This week’s curated content includes links exploring the following:
- An exploration in the foundational question “What is e-learning”
- A guide to experimenting and prototyping
- When should you buy content off-the-shelf
- A look at Jane Hart’s annual Learning Tools survey results
- 14 ways to get more out of Google Drive
- 3 things to consider before building your next learning program
What is e-Learning? by Michael Allen
E-learning is a term that has been in existence for decades. Over that time, e-learning as a concept has evolved and advanced, creating a wide spectrum of experiences and program types. This post looks to answer “What is e-learning?” in the context of 2019.
A guide to experimenting and prototyping by Kelly Lai
This is a great post exploring the why and how of experimenting and prototyping. The core reason I share it here is for the details it provides around why experimenting and prototyping make business sense.
5 Types of Learning Content You Should Buy Off the Shelf by A.J. O’Connell
Not all learning content should be created internally. Sometimes it’s easier and more cost-effective to buy content off-the-shelf.

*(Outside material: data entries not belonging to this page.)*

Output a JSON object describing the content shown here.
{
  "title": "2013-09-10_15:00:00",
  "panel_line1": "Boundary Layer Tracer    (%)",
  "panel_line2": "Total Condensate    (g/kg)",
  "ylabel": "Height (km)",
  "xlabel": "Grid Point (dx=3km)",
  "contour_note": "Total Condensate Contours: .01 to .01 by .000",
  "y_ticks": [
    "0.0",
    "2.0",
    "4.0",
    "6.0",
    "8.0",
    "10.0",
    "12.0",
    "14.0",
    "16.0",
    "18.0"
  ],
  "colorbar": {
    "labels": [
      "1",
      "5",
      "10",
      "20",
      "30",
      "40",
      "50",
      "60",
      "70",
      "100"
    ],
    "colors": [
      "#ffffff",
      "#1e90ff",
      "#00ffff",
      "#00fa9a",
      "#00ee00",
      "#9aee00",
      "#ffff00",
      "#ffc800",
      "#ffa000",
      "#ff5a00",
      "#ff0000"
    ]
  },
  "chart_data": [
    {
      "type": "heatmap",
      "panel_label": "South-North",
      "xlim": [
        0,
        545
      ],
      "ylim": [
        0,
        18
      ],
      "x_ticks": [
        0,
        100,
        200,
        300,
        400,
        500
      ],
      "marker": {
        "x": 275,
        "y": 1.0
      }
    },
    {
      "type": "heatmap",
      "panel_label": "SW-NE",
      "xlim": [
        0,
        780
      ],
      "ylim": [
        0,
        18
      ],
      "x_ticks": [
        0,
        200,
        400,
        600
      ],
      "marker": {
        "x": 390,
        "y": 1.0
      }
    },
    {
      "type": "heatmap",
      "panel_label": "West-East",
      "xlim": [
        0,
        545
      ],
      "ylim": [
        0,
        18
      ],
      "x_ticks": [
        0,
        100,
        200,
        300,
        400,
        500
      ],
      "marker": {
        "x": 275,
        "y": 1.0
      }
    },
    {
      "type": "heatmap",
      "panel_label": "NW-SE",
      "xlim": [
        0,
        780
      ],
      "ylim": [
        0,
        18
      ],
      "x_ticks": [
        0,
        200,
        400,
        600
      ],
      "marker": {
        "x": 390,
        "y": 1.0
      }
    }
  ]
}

But… what are those times? This post looks at 5 types of content that may be better served via off-the-shelf content.
Tops 200 Tools for Learning 2019 by Jane Hart
Each year Jane Hart does a survey of the tools people use for learning, publishing a ranked listing of the results. I always find the list interesting to see what people are using, and to discover new and emerging tools that I might add to my practice. H
14 incredibly useful things you didn’t know Google Drive could do by JR Raphael
We often judge a tool based on how we use it, but often the true power of a tool is determined by how deep we explore the tool. That’s why I love posts like this that dive into the powerful but underused functionality. If you use Google Drive, this is a great read.
Three Things to Do Before Building Your E-Learning Course by Tom Kuhlmann
In the fast-paced world of work, it easy to jump quickly into the task of building learning programs. Taking a bit more time to think about what you’re building before you start can often lead to better designs and a more efficient development cycle. This post examines three specific things you can consider doing before starting to build your next learning program.